La propuesta se posiciona frente a la mercantilización del agua y apuesta por una gestión comunitaria, democrática y plurinacional, orientada al Buen Vivir y al servicio de las mayorías históricamente excluidas. El modelo se sustenta en la filosofía, cosmovisión y experiencia histórica del Pueblo Maya en el cuidado, protección y administración del agua, a través de sistemas comunitarios propios, normas colectivas y autoridades legítimas.
Entre sus ejes centrales se encuentra el reconocimiento jurídico de los sistemas comunitarios de agua, la participación vinculante de los pueblos indígenas en la toma de decisiones, la protección integral de cuencas y nacimientos, así como la priorización del uso del agua para la vida, la alimentación y la reproducción de las comunidades. Asimismo, la propuesta plantea el reconocimiento del agua como sujeto de derechos.

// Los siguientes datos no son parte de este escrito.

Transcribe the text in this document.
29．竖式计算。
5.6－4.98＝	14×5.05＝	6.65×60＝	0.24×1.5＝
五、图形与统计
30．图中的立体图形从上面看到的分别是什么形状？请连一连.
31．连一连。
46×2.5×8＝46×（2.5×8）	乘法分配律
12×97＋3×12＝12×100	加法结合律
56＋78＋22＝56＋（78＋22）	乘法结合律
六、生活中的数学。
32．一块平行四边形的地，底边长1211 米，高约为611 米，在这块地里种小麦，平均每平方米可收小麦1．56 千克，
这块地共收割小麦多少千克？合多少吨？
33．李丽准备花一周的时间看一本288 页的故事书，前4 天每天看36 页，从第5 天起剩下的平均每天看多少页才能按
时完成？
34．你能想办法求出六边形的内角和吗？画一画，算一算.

El CPM señala que esta iniciativa constituye un aporte sustantivo al debate nacional sobre la Ley de Aguas impulsada por el Organismo Ejecutivo. No obstante, advierte que para frenar de manera estructural la mercantilización del agua, el extractivismo y las violaciones sistemáticas a los derechos colectivos, Guatemala requiere una nueva Constitución de carácter plurinacional y un Poder Constituyente que enfrente las causas históricas y coloniales del despojo.
Finalmente, el Consejo ratificó su compromiso con la defensa del agua, la vida y los derechos colectivos, y con la construcción de un país justo, democrático y plurinacional, donde la gestión del agua esté al servicio del bien común.